Native Sparse Attention
92 CalmStorm 10 8/1/2025, 7:48:06 PM aclanthology.org ↗
Was submitted as "DeepSeek won the best paper award at ACL 2025"
Here is the awards page: https://cspaper.org/topic/116/record-breaking-acl-2025-crown...
I have a suspicion with how quiet all the major players got after the two weeks after deepseek R1 was released that they were reading and implementing everything in the papers that came with it as fast as humanly possible.
I applaud their open efforts. But being "altruistic" and being best are two different things.
Isn't it very notable that the latency improvement didn't have a performance loss?
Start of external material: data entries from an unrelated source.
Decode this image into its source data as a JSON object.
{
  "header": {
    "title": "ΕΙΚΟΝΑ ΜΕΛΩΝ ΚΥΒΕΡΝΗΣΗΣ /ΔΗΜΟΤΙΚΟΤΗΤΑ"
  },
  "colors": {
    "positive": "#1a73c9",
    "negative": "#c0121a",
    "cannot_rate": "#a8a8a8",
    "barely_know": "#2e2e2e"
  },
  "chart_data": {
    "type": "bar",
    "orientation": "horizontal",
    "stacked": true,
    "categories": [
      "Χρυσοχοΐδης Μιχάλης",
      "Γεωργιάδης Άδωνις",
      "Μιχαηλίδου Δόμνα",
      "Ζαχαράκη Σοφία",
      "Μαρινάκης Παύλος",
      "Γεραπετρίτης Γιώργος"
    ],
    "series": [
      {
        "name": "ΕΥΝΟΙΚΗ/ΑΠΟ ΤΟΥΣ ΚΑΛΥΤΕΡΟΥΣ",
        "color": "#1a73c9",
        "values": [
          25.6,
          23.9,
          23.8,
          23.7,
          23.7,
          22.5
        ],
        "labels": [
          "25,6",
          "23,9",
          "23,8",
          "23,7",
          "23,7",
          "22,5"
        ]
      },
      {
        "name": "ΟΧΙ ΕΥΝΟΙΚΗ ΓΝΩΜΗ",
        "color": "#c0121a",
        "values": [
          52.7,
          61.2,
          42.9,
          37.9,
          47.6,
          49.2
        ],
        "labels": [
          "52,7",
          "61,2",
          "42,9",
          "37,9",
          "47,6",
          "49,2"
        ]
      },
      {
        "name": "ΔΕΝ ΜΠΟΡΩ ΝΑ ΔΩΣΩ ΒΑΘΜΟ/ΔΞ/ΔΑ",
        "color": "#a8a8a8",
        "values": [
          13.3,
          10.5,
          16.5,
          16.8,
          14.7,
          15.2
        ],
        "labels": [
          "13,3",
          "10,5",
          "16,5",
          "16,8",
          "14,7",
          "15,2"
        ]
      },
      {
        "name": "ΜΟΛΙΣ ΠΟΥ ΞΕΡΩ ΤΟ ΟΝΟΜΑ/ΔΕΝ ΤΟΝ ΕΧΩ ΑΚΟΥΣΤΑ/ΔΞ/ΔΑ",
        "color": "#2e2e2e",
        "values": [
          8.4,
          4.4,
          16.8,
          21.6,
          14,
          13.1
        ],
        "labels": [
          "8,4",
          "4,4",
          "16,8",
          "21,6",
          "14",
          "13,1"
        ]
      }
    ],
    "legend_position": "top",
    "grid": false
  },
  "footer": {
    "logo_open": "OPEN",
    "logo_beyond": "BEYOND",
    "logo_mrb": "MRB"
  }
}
I'm not super familiar with all the technical aspects, but that seems like it should be one of the main focuses of the paper.
The awards page for ACL seems to disagree with this editorialized title: https://2025.aclweb.org/program/awards/
> Industry Track Awards
> Best Paper
> Speed Without Sacrifice: Fine-Tuning Language Models with Medusa and Knowledge Distillation in Travel Applications
> Daniel Zagyva, Emmanouil Stergiadis, Laurens van der Maas, Aleksandra Dokic, Eran Fainman, Ilya Gusev, Moran Beladev
Per TFA, the paper we’re looking for is this one:
> Native Sparse Attention: Hardware-Aligned and Natively Trainable Sparse Attention
> Jingyang Yuan, Huazuo Gao, Damai Dai, Junyu Luo, Liang Zhao, Zhengyan Zhang, Zhenda Xie, Y. X. Wei, Lean Wang, Zhiping Xiao, Yuqing Wang, Chong Ruan, Ming Zhang, Wenfeng Liang, Wangding Zeng
I’m not finding it by author on the page you linked but I think it’s this reference by title:
> DeepSeek × PKU × UW — Native Sparse Attention: Hardware-Aligned and Natively Trainable Sparse Attention
I did find it on this page:
https://2025.aclweb.org/program/main_papers/
https://aclanthology.org/2025.acl-long.1126